It is a common paradox in feminist criticism and theory today that, while the very term "woman" is under interrogation, studies of women writers and female subjectivity continue to proliferate. Gerardine Meaney in (Un)Like Subjects: Women, Theory, Fiction and Lorna Sage in Women in the House of Fiction: Post- War Women Novelists both bring together a range of women writers in order to investigate the issues that underlie women's fiction and female subjectivity. As such, these volumes act as case studies for examining the usefulness of work that synthesizes writings of women from a variety of social positions.
In (Un)Like Subjects Meaney analyzes the "common ground" of contemporary theory and fiction by women to explore a "new form of feminine subjectivity" based on a dynamic, unstable relationship between mother and daughter. Her complex and often theoretically dense study uncovers this ground by moving back and forth between the work of female fiction writers and psychoanalytic theorists; she focuses on texts by Hélène Cixous, Luce lrigaray, Doris Lessing, Julia Kristeva, Muriel Spark, and Angela Carter—and positions them in relation to other canonical women writers, such as Emily Brontü and George Eliot, as well as a variety of male thinkers, including Freud, Engels, and Rousseau.
It is in the way Meaney attempts to conjoin varied fiction and theory, rather than in her thesis, that this study is most provocative. She wants to avoid "the application of ready-made theory to docile novels," using theory to illuminate novels and vice versa. Theory, thus, becomes a form of fiction; fiction, a form of theory. That theory gives no greater or lesser insight into feminine subjectivity than a novel is a potentially important concept for women. Like any resisting readers, women can contest, even disregard, the paradigms of Freud and Lacan; they need no longer feel mired in them.
However, while suggesting this promising methodology, Meaney does not fully carry out her radical intent. More often than not, it is theory that is quoted as a gloss on fiction.

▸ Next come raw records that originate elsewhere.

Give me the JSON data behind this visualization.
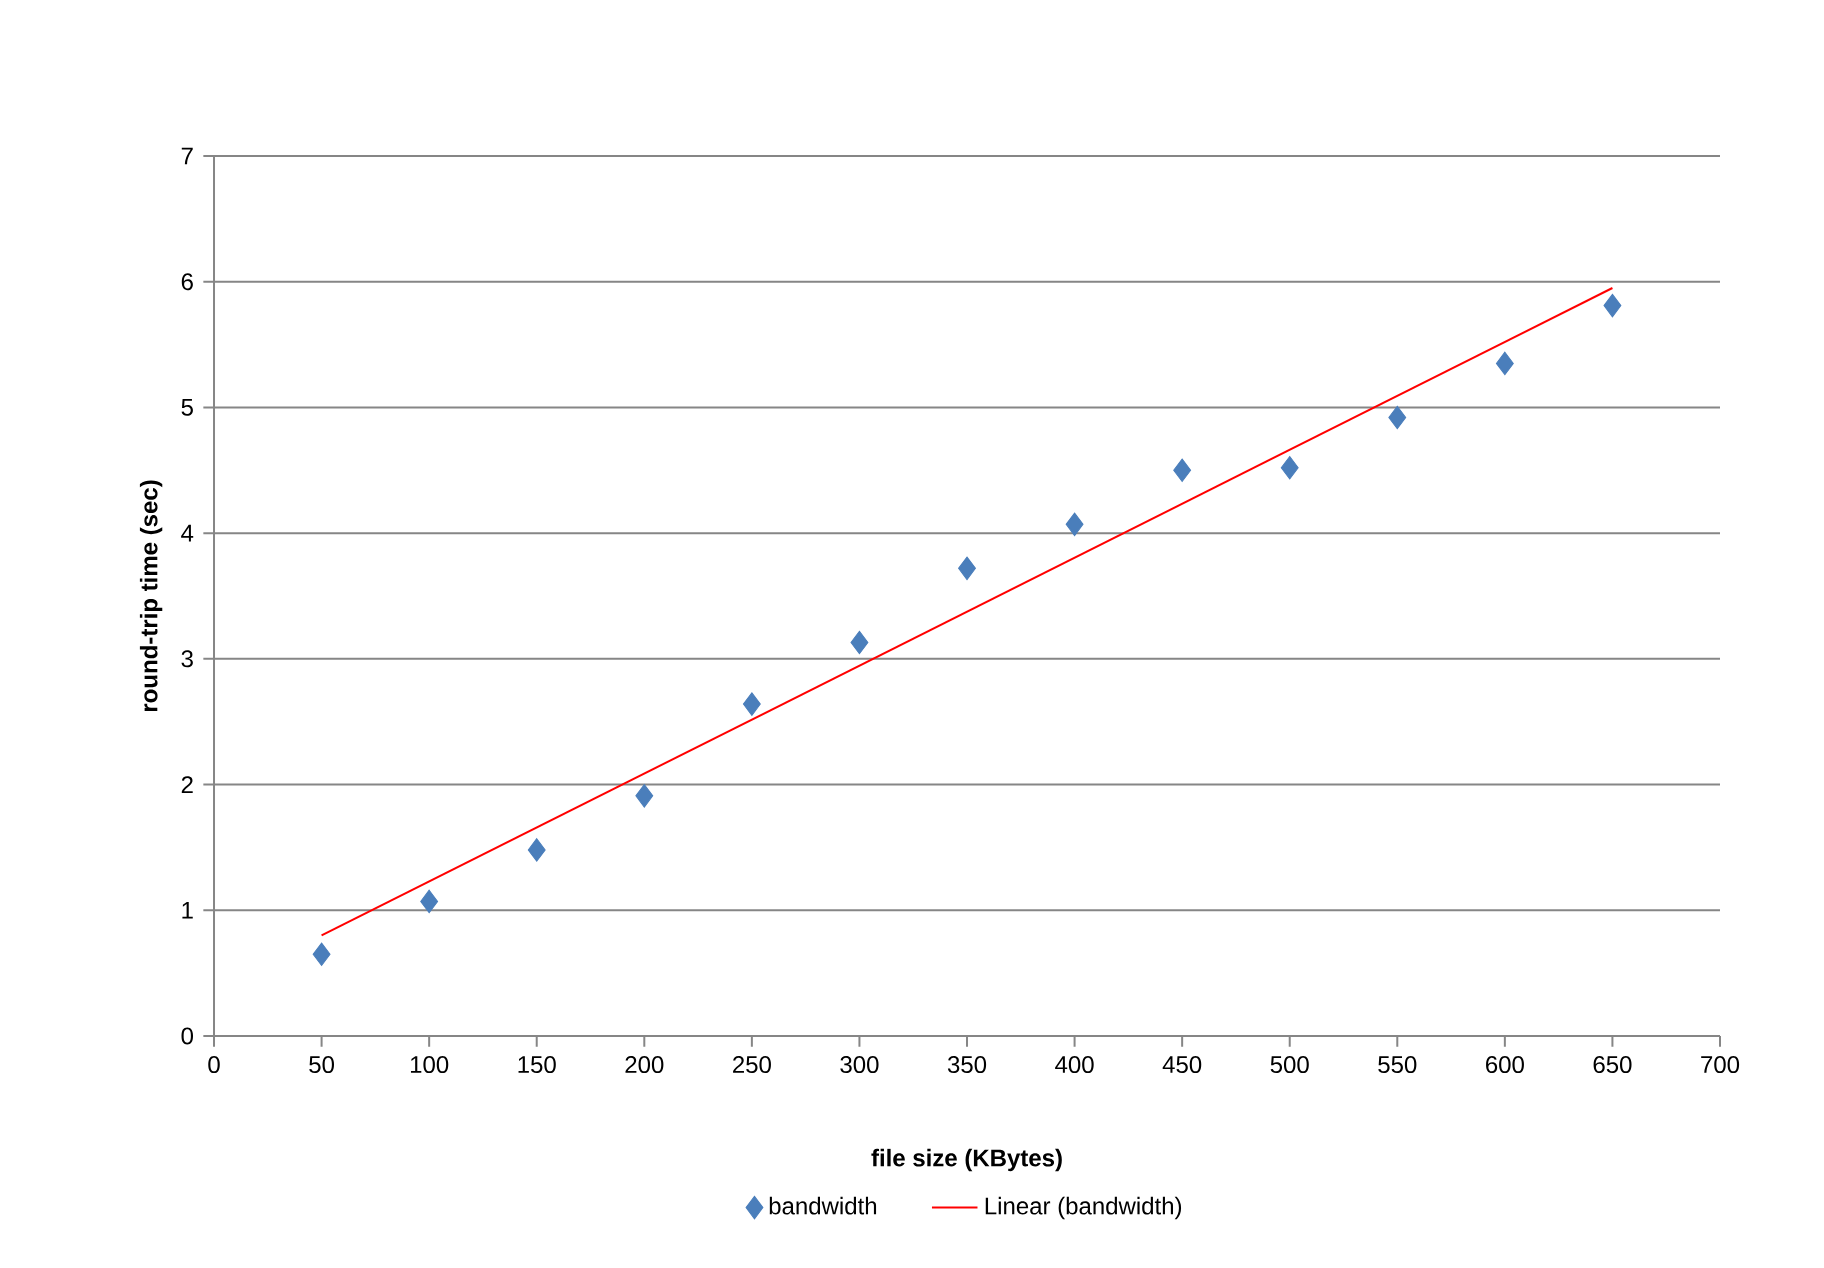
{
  "chart_data": {
    "type": "scatter",
    "xlabel": "file size (KBytes)",
    "ylabel": "round-trip time (sec)",
    "xlim": [
      0,
      700
    ],
    "ylim": [
      0,
      7
    ],
    "xticks": [
      0,
      50,
      100,
      150,
      200,
      250,
      300,
      350,
      400,
      450,
      500,
      550,
      600,
      650,
      700
    ],
    "yticks": [
      0,
      1,
      2,
      3,
      4,
      5,
      6,
      7
    ],
    "grid": "y",
    "legend": "bottom",
    "marker": "diamond",
    "series": [
      {
        "name": "bandwidth",
        "color": "#4a7ebb",
        "x": [
          50,
          100,
          150,
          200,
          250,
          300,
          350,
          400,
          450,
          500,
          550,
          600,
          650
        ],
        "values": [
          0.65,
          1.07,
          1.48,
          1.91,
          2.64,
          3.13,
          3.72,
          4.07,
          4.5,
          4.52,
          4.92,
          5.35,
          5.81
        ]
      },
      {
        "name": "Linear (bandwidth)",
        "type": "line",
        "marker": "none",
        "color": "#ff0000",
        "x": [
          50,
          650
        ],
        "values": [
          0.8,
          5.95
        ]
      }
    ]
  }
}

So, for instance, even when asserting Spark's creation of a full, feminine speaking subject, Meaney turns to Kristeva's concepts of the abject and the sublime to make sense of Spark. Certainly, Meaney's work is valuable in elucidating thorny theoretical essays: her reading of Kristeva's "Stabat Mater," for example, illuminates a mother and daughter in the text as alike, yet different, the eponymous "(un)like subjects." But, finally, psychoanalytic theory appears as an explanatory discourse privileged over fiction, holding feminine subjects in roles of mothers and daughters.
The concentration on psychoanalysis may also be the basis of this book's complicated relationship to history. Meaney claims to be integrating historical and theoretical analyses but, in fact, elides the specificity of the writers' historical and social positions (especially notable when Eliot, Brontü, Kristeva, and Carter are all discussed in a few pages). Meaney may be responding to this criticism when she invokes Kristeva's essay "Women's Time," which indicates that history, having silenced and sacrificed women, needs to be redefined in nonlinear ways. But, Meaney, herself, highlights Kristeva's point that a subject cannot exist wholly outside the symbolic order, the linguistic form associated with linear temporality. Meaney's writing subjects seem fully outside of history—an impossibility according to her own reading of Kristeva. Again, Meaney's analysis of complex theory is highly useful, but her employment is somewhat disappointing.
Lorna Sage, too, grapples with issues of time and place in her study, Women in the House of Fiction. Sage talks about the historical specificity of women's writing; the "house of fiction" is a reminder that writing comes from a place, shaped by historical forces. Sage includes a dizzying array of writers: her study begins with Beauvoir and spans British, American, Australian, Irish, Canadian, and French writers, including Doris Lessing, Christina Stead, Tillie Olsen, Edna O'Brien, Margaret Drabble, Erica Jong, Fay Weldon, Margaret Atwood, Toni Morrison, and Joyce Carol Oates—to name only some. The chapters divide the writers into general historical groups—that is, "After the War," "The [Women's] Movement"—based on textual constructions of woman's position as Other.